Dünyaya ve sorunlara neresinden bakacağını bilememek başlı başına bir sorun ve son derece önemli bir eksikliktir; bunun ayırdında olamamak ise ayrı bir sorundur; dolayısıyla Sovyet sosyalizminin çözülmesi ile birlikte emperyalist kapitalizmin ideologlarının kapitalizme karşı artık hiçbir ideoloji kalmadı anlamında türettikleri “ideolojilerin sonu” sözü ile hiçbir bağ kuramamak şaşırtıcı olmamalıdır!

Bu, kendisine ait bir ideolojisi olmadığını zanneden sınıf-insanın ya da halkın, ister istemez, toplumun egemen sınıfının ideolojisini, bir ideoloji olduğundan bihaber olarak benimsemiş olması demektir!

Oysa ideolojisi olmayan bir toplum ya da insan düşünmek mümkün değildir!

Çünkü sınıflı bir toplumda, ideoloji dediğimiz şeyin kaynağında eninde sonunda sınıfsal farklılıkları buluruz; yani eşitsizlik varsa, sömürü ve ezgi varsa, eninde sonunda, kapitalizme karşı ideolojiler de olacaktır.

Öyleyse kapitalizmin bugünkü geldiği yerde, yani çürümüşlüğünün ve kokuşmuşluğunun, kısaca bitmişliğinin zirvesinde olduğu ama bir o kadar da egemenliğini dayattığı koşullarda, kapitalizmin gücünün kaynağı kendisinde değildir; ezilen ve sömürülen halkların ve sınıfların ideolojisizliğindedir!

Öyleyse insanlığın kapitalizme karşı güçlü bir ideolojiye ihtiyacı vardır!

Demek ki asıl sorun ideolojisiz kalmış olmaktır!

Öyleyse, bu bir teslim olma halinin ifadesidir!

Bu ise, bizi şu yalın gerçeğe götürüyor; kapitalizm, bugün bir ideolojik saldırı altında değildir!
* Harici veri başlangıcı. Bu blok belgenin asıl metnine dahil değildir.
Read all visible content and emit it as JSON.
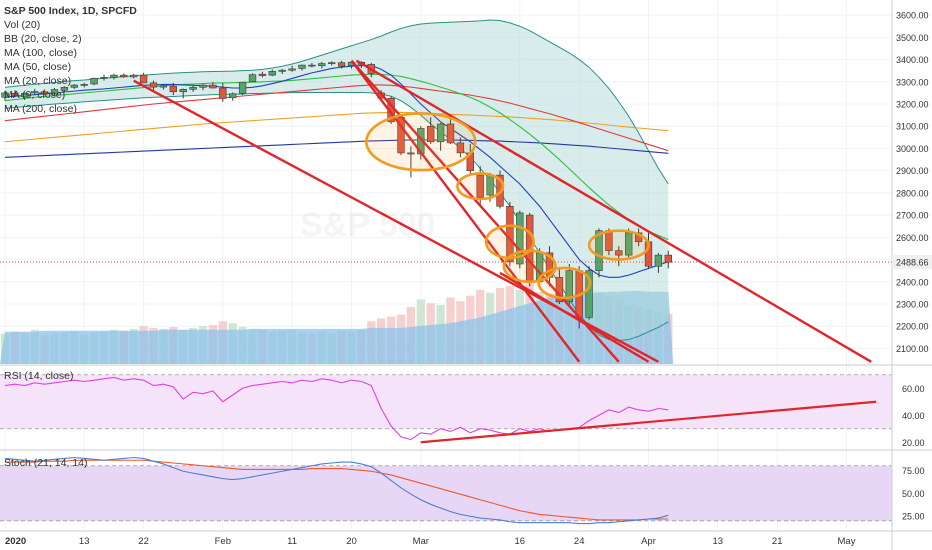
{
  "legend": {
    "title": "S&P 500 Index, 1D, SPCFD",
    "lines": [
      "Vol (20)",
      "BB (20, close, 2)",
      "MA (100, close)",
      "MA (50, close)",
      "MA (20, close)",
      "MA (9, close)",
      "MA (200, close)"
    ]
  },
  "watermark": "S&P 500",
  "rsi_label": "RSI (14, close)",
  "stoch_label": "Stoch (21, 14, 14)",
  "colors": {
    "up": "#53a66b",
    "down": "#e0573e",
    "bb_fill": "#a8d6d3",
    "bb_line": "#2a8f86",
    "ma9": "#1f3fbf",
    "ma20": "#2fbf3f",
    "ma50": "#e03a3a",
    "ma100": "#f0a020",
    "ma200": "#2238a0",
    "trend": "#e0262a",
    "circle": "#f39a1f",
    "rsi": "#e040e0",
    "rsi_fill": "#f3dcf7",
    "stoch_k": "#4a7fd1",
    "stoch_d": "#ec5a2d",
    "stoch_fill": "#e4cff5",
    "vol_up": "#cfe6d4",
    "vol_down": "#f6cfcf",
    "vol_ma": "#8cc3ea"
  },
  "chart_data": {
    "type": "candlestick",
    "price_ticks": [
      3600,
      3500,
      3400,
      3300,
      3200,
      3100,
      3000,
      2900,
      2800,
      2700,
      2600,
      2500,
      2400,
      2300,
      2200,
      2100
    ],
    "price_ylim": [
      2030,
      3650
    ],
    "last_price": "2488.66",
    "x_labels": [
      {
        "label": "2020",
        "i": 0
      },
      {
        "label": "13",
        "i": 8
      },
      {
        "label": "22",
        "i": 14
      },
      {
        "label": "Feb",
        "i": 22
      },
      {
        "label": "11",
        "i": 29
      },
      {
        "label": "20",
        "i": 35
      },
      {
        "label": "Mar",
        "i": 42
      },
      {
        "label": "16",
        "i": 52
      },
      {
        "label": "24",
        "i": 58
      },
      {
        "label": "Apr",
        "i": 65
      },
      {
        "label": "13",
        "i": 72
      },
      {
        "label": "21",
        "i": 78
      },
      {
        "label": "May",
        "i": 85
      }
    ],
    "candles": [
      [
        3230,
        3260,
        3215,
        3250
      ],
      [
        3248,
        3262,
        3230,
        3236
      ],
      [
        3232,
        3252,
        3225,
        3248
      ],
      [
        3250,
        3268,
        3240,
        3256
      ],
      [
        3255,
        3265,
        3240,
        3245
      ],
      [
        3245,
        3272,
        3240,
        3265
      ],
      [
        3262,
        3280,
        3255,
        3275
      ],
      [
        3275,
        3290,
        3268,
        3285
      ],
      [
        3285,
        3295,
        3275,
        3288
      ],
      [
        3290,
        3318,
        3285,
        3316
      ],
      [
        3318,
        3332,
        3305,
        3320
      ],
      [
        3318,
        3336,
        3310,
        3330
      ],
      [
        3330,
        3338,
        3318,
        3322
      ],
      [
        3322,
        3336,
        3315,
        3330
      ],
      [
        3330,
        3340,
        3300,
        3295
      ],
      [
        3295,
        3305,
        3260,
        3276
      ],
      [
        3276,
        3290,
        3265,
        3282
      ],
      [
        3280,
        3295,
        3240,
        3255
      ],
      [
        3255,
        3270,
        3225,
        3266
      ],
      [
        3266,
        3285,
        3255,
        3275
      ],
      [
        3275,
        3290,
        3262,
        3285
      ],
      [
        3285,
        3298,
        3270,
        3272
      ],
      [
        3272,
        3295,
        3210,
        3225
      ],
      [
        3228,
        3252,
        3215,
        3246
      ],
      [
        3248,
        3300,
        3240,
        3298
      ],
      [
        3300,
        3338,
        3298,
        3332
      ],
      [
        3334,
        3345,
        3320,
        3328
      ],
      [
        3330,
        3355,
        3325,
        3347
      ],
      [
        3347,
        3358,
        3335,
        3352
      ],
      [
        3352,
        3372,
        3345,
        3358
      ],
      [
        3360,
        3378,
        3350,
        3375
      ],
      [
        3375,
        3385,
        3365,
        3372
      ],
      [
        3372,
        3390,
        3360,
        3382
      ],
      [
        3382,
        3392,
        3374,
        3386
      ],
      [
        3386,
        3394,
        3360,
        3370
      ],
      [
        3372,
        3393,
        3360,
        3388
      ],
      [
        3388,
        3392,
        3362,
        3378
      ],
      [
        3378,
        3385,
        3320,
        3338
      ],
      [
        3250,
        3262,
        3215,
        3226
      ],
      [
        3226,
        3235,
        3110,
        3120
      ],
      [
        3140,
        3150,
        2970,
        2980
      ],
      [
        2980,
        3010,
        2870,
        2975
      ],
      [
        2975,
        3100,
        2950,
        3090
      ],
      [
        3100,
        3140,
        3020,
        3030
      ],
      [
        3030,
        3115,
        2990,
        3110
      ],
      [
        3110,
        3130,
        3020,
        3025
      ],
      [
        3025,
        3050,
        2960,
        2980
      ],
      [
        2980,
        3020,
        2885,
        2900
      ],
      [
        2880,
        2920,
        2740,
        2780
      ],
      [
        2790,
        2890,
        2760,
        2880
      ],
      [
        2880,
        2900,
        2730,
        2740
      ],
      [
        2740,
        2760,
        2470,
        2490
      ],
      [
        2480,
        2720,
        2460,
        2710
      ],
      [
        2700,
        2710,
        2380,
        2400
      ],
      [
        2400,
        2550,
        2380,
        2530
      ],
      [
        2530,
        2560,
        2380,
        2420
      ],
      [
        2420,
        2460,
        2300,
        2310
      ],
      [
        2310,
        2480,
        2290,
        2450
      ],
      [
        2450,
        2470,
        2190,
        2240
      ],
      [
        2240,
        2470,
        2230,
        2450
      ],
      [
        2450,
        2640,
        2420,
        2630
      ],
      [
        2630,
        2640,
        2520,
        2540
      ],
      [
        2540,
        2560,
        2470,
        2520
      ],
      [
        2520,
        2640,
        2500,
        2620
      ],
      [
        2620,
        2640,
        2560,
        2580
      ],
      [
        2580,
        2620,
        2460,
        2470
      ],
      [
        2470,
        2530,
        2440,
        2520
      ],
      [
        2520,
        2540,
        2460,
        2488
      ]
    ],
    "volume_ma_percent": [
      34,
      34,
      34,
      34,
      35,
      35,
      35,
      35,
      35,
      35,
      35,
      35,
      35,
      35,
      35,
      35,
      36,
      36,
      36,
      36,
      36,
      36,
      36,
      36,
      36,
      37,
      37,
      37,
      37,
      37,
      37,
      37,
      37,
      37,
      37,
      37,
      37,
      38,
      38,
      38,
      38,
      39,
      40,
      41,
      42,
      43,
      45,
      47,
      49,
      52,
      55,
      58,
      61,
      64,
      67,
      70,
      72,
      73,
      74,
      75,
      75,
      76,
      76,
      77,
      77,
      76,
      76,
      76
    ],
    "volume_percent": [
      32,
      34,
      33,
      36,
      30,
      32,
      33,
      35,
      31,
      33,
      34,
      36,
      35,
      37,
      40,
      38,
      37,
      39,
      36,
      38,
      40,
      41,
      45,
      43,
      39,
      37,
      36,
      34,
      35,
      36,
      33,
      32,
      34,
      33,
      35,
      34,
      36,
      45,
      48,
      50,
      52,
      60,
      68,
      64,
      62,
      70,
      66,
      72,
      78,
      75,
      80,
      82,
      78,
      85,
      76,
      74,
      80,
      70,
      82,
      78,
      76,
      72,
      68,
      62,
      60,
      58,
      55,
      53
    ],
    "bb_upper": [
      3275,
      3280,
      3284,
      3289,
      3293,
      3297,
      3301,
      3305,
      3308,
      3312,
      3316,
      3320,
      3323,
      3327,
      3330,
      3333,
      3336,
      3339,
      3341,
      3343,
      3345,
      3346,
      3347,
      3348,
      3350,
      3352,
      3356,
      3362,
      3370,
      3380,
      3392,
      3406,
      3420,
      3434,
      3448,
      3462,
      3476,
      3490,
      3506,
      3524,
      3540,
      3552,
      3560,
      3564,
      3566,
      3568,
      3570,
      3572,
      3574,
      3578,
      3575,
      3565,
      3550,
      3530,
      3505,
      3480,
      3455,
      3430,
      3400,
      3365,
      3320,
      3270,
      3210,
      3145,
      3070,
      2990,
      2910,
      2840
    ],
    "bb_lower": [
      3180,
      3185,
      3188,
      3192,
      3196,
      3200,
      3203,
      3206,
      3210,
      3213,
      3216,
      3219,
      3222,
      3225,
      3228,
      3230,
      3232,
      3234,
      3236,
      3238,
      3240,
      3242,
      3243,
      3244,
      3245,
      3247,
      3248,
      3249,
      3250,
      3251,
      3252,
      3252,
      3252,
      3252,
      3252,
      3252,
      3252,
      3250,
      3245,
      3235,
      3215,
      3185,
      3150,
      3110,
      3075,
      3040,
      3000,
      2960,
      2910,
      2860,
      2800,
      2740,
      2670,
      2600,
      2530,
      2460,
      2390,
      2320,
      2255,
      2200,
      2160,
      2140,
      2135,
      2140,
      2155,
      2175,
      2195,
      2220
    ],
    "ma9": [
      3230,
      3235,
      3238,
      3242,
      3246,
      3250,
      3254,
      3258,
      3262,
      3265,
      3268,
      3272,
      3276,
      3280,
      3284,
      3286,
      3288,
      3288,
      3286,
      3284,
      3282,
      3280,
      3276,
      3272,
      3272,
      3275,
      3282,
      3292,
      3302,
      3315,
      3328,
      3340,
      3350,
      3360,
      3366,
      3370,
      3373,
      3374,
      3356,
      3330,
      3290,
      3245,
      3200,
      3160,
      3120,
      3090,
      3060,
      3030,
      2995,
      2960,
      2920,
      2880,
      2840,
      2790,
      2740,
      2680,
      2620,
      2560,
      2500,
      2460,
      2430,
      2420,
      2420,
      2430,
      2445,
      2460,
      2475,
      2490
    ],
    "ma20": [
      3215,
      3220,
      3225,
      3230,
      3234,
      3238,
      3242,
      3246,
      3250,
      3254,
      3258,
      3262,
      3266,
      3270,
      3274,
      3278,
      3282,
      3285,
      3288,
      3290,
      3292,
      3294,
      3295,
      3296,
      3297,
      3298,
      3300,
      3302,
      3304,
      3306,
      3310,
      3314,
      3318,
      3322,
      3326,
      3330,
      3332,
      3334,
      3333,
      3330,
      3324,
      3314,
      3302,
      3290,
      3276,
      3262,
      3246,
      3230,
      3210,
      3186,
      3160,
      3130,
      3098,
      3064,
      3028,
      2990,
      2950,
      2908,
      2866,
      2824,
      2784,
      2746,
      2712,
      2680,
      2652,
      2628,
      2608,
      2590
    ],
    "ma50": [
      3125,
      3130,
      3135,
      3140,
      3145,
      3150,
      3155,
      3160,
      3165,
      3170,
      3175,
      3180,
      3185,
      3190,
      3195,
      3200,
      3204,
      3208,
      3212,
      3216,
      3220,
      3224,
      3228,
      3232,
      3236,
      3240,
      3244,
      3248,
      3252,
      3256,
      3260,
      3264,
      3268,
      3272,
      3276,
      3280,
      3283,
      3286,
      3286,
      3284,
      3280,
      3276,
      3270,
      3264,
      3258,
      3252,
      3246,
      3240,
      3232,
      3224,
      3214,
      3204,
      3192,
      3180,
      3168,
      3156,
      3143,
      3130,
      3116,
      3102,
      3088,
      3074,
      3060,
      3046,
      3032,
      3018,
      3004,
      2990
    ],
    "ma100": [
      3030,
      3034,
      3038,
      3042,
      3046,
      3050,
      3054,
      3058,
      3062,
      3066,
      3070,
      3074,
      3078,
      3082,
      3086,
      3090,
      3094,
      3098,
      3102,
      3106,
      3110,
      3113,
      3116,
      3119,
      3122,
      3125,
      3128,
      3131,
      3134,
      3137,
      3140,
      3143,
      3146,
      3149,
      3152,
      3155,
      3158,
      3160,
      3161,
      3162,
      3162,
      3161,
      3160,
      3158,
      3156,
      3154,
      3152,
      3150,
      3148,
      3146,
      3144,
      3142,
      3139,
      3136,
      3133,
      3130,
      3126,
      3122,
      3118,
      3114,
      3110,
      3105,
      3100,
      3096,
      3092,
      3088,
      3084,
      3080
    ],
    "ma200": [
      2960,
      2962,
      2964,
      2966,
      2968,
      2970,
      2972,
      2974,
      2976,
      2978,
      2980,
      2982,
      2984,
      2986,
      2988,
      2990,
      2992,
      2994,
      2996,
      2998,
      3000,
      3002,
      3004,
      3006,
      3008,
      3010,
      3012,
      3014,
      3016,
      3018,
      3020,
      3022,
      3024,
      3026,
      3028,
      3030,
      3032,
      3034,
      3035,
      3036,
      3037,
      3038,
      3038,
      3038,
      3038,
      3038,
      3037,
      3036,
      3035,
      3034,
      3033,
      3031,
      3029,
      3027,
      3025,
      3022,
      3019,
      3016,
      3013,
      3010,
      3006,
      3002,
      2998,
      2994,
      2990,
      2986,
      2982,
      2978
    ],
    "trendlines": [
      {
        "x1": 35.5,
        "y1": 3395,
        "x2": 87.5,
        "y2": 2040
      },
      {
        "x1": 35,
        "y1": 3395,
        "x2": 58,
        "y2": 2040
      },
      {
        "x1": 35,
        "y1": 3395,
        "x2": 62,
        "y2": 2040
      },
      {
        "x1": 13,
        "y1": 3305,
        "x2": 66,
        "y2": 2040
      },
      {
        "x1": 50,
        "y1": 2440,
        "x2": 65,
        "y2": 2040
      }
    ],
    "circles": [
      {
        "i": 42,
        "p": 3030,
        "rx": 5.5,
        "ry": 255
      },
      {
        "i": 48,
        "p": 2830,
        "rx": 2.3,
        "ry": 115
      },
      {
        "i": 51,
        "p": 2580,
        "rx": 2.4,
        "ry": 145
      },
      {
        "i": 53,
        "p": 2470,
        "rx": 2.6,
        "ry": 140
      },
      {
        "i": 56.5,
        "p": 2395,
        "rx": 2.6,
        "ry": 135
      },
      {
        "i": 62,
        "p": 2565,
        "rx": 3.0,
        "ry": 130
      }
    ],
    "rsi": {
      "ticks": [
        60,
        40,
        20
      ],
      "ylim": [
        15,
        75
      ],
      "band": [
        30,
        70
      ],
      "values": [
        62,
        63,
        62,
        64,
        63,
        64,
        65,
        66,
        65,
        66,
        67,
        68,
        66,
        67,
        66,
        62,
        63,
        61,
        52,
        57,
        56,
        58,
        50,
        55,
        60,
        62,
        63,
        64,
        65,
        64,
        66,
        65,
        67,
        66,
        64,
        66,
        65,
        62,
        45,
        32,
        24,
        22,
        27,
        26,
        30,
        28,
        31,
        27,
        30,
        29,
        27,
        26,
        30,
        28,
        30,
        28,
        29,
        30,
        31,
        36,
        40,
        44,
        42,
        46,
        44,
        43,
        45,
        44
      ],
      "trendline": {
        "x1": 42,
        "y1": 20,
        "x2": 88,
        "y2": 50
      }
    },
    "stoch": {
      "ticks": [
        75,
        50,
        25
      ],
      "ylim": [
        10,
        95
      ],
      "band": [
        20,
        80
      ],
      "k": [
        88,
        87,
        86,
        85,
        86,
        87,
        88,
        89,
        88,
        87,
        86,
        87,
        88,
        89,
        88,
        85,
        82,
        78,
        74,
        72,
        70,
        68,
        66,
        65,
        66,
        68,
        70,
        72,
        74,
        76,
        78,
        80,
        82,
        83,
        84,
        84,
        82,
        79,
        72,
        64,
        56,
        49,
        43,
        38,
        34,
        30,
        27,
        25,
        23,
        22,
        21,
        19,
        18,
        18,
        18,
        18,
        18,
        18,
        17,
        17,
        18,
        18,
        19,
        20,
        21,
        22,
        23,
        26
      ],
      "d": [
        84,
        84,
        84,
        84,
        85,
        85,
        85,
        86,
        86,
        86,
        86,
        86,
        86,
        86,
        86,
        85,
        84,
        83,
        82,
        81,
        80,
        79,
        78,
        77,
        76,
        76,
        76,
        76,
        76,
        76,
        76,
        77,
        77,
        77,
        77,
        76,
        75,
        74,
        72,
        70,
        67,
        64,
        61,
        58,
        55,
        52,
        49,
        46,
        43,
        40,
        37,
        34,
        31,
        29,
        27,
        26,
        25,
        24,
        23,
        22,
        21,
        21,
        21,
        21,
        21,
        22,
        22,
        22
      ]
    }
  }
}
Ancak buna karşın, yine son derece güçlü bir ideolojik saldırı ve kuşatma peşindedir!

Bunu şu şekilde de formüle edebiliriz; kapitalizm elindeki imkânlarla bütün ideolojileri tekeline almış ve ideolojisiz kalmış toplumları ideolojik hegemonyası altına almaktadır!

Gücü buradadır; gücü, karşısındakilerin ideolojisizliğindedir!
Buna karşın, yine de, dünyanın bu halinin kapitalizm olduğunu bilen insanlık, kapitalizmin ne anlama geldiğini 30-40 yıl öncesine göre daha iyi bilmekte ve görebilmektedir!

Çünkü artık pratik, teorinin önüne geçmiş ve kapitalizmi anlama klavuzu, pratik olmuştur; artık kapitalizmin ezilenler açısından ne anlama geldiğini anlamak için “Kapital”e gerek kalmamıştır; bu ise “teorik kalsaydı hâlâ anlaşılamayacaktı” demektir!

Bu durumda ve ideolojinin bir ihtiyaç olduğuna inanıyorsak, ideolojinin ve elbette güçlü bir ideolojinin keşfi de kaçınılmazdır; çünkü ihtiyaç, keşfin anasıdır!

İşte İslamizm bu boşluktan, yani ideolojisizliğin ve ideolojiye olan ihtiyacın üzerinden yükselmiştir; ne var ki, İslamizmin, önünde frenleyici bir sosyalizm de kalmamış olan kapitalist dünyanın bu yeni hali nedeniyle çekilen acılara karşı itirazı, İslam’ın ilk dönemlerine dediğin gibi 1400 yıl öncesine dönmeyi önermekten başka bir şey olmamaktadır ve bu tamı tamına bir teslim olma hali ve bir ideolojisiz kalma halidir!

Bu ise, ezilen ve sömürülenlerin bu haline ihtiyaç duyan emperyalist kapitalizmin keşfidir!

Güçlü bir ideolojinin keşfinin önüne geçmek için, emperyalist kapitalizm, bu ihtiyacı, örnek olsun, bu coğrafya’da İslamizm ile ve ılımlı İslam formunda karşılamayı, bir zorunluluk olarak, yol haritasının içine yerleştirmiştir!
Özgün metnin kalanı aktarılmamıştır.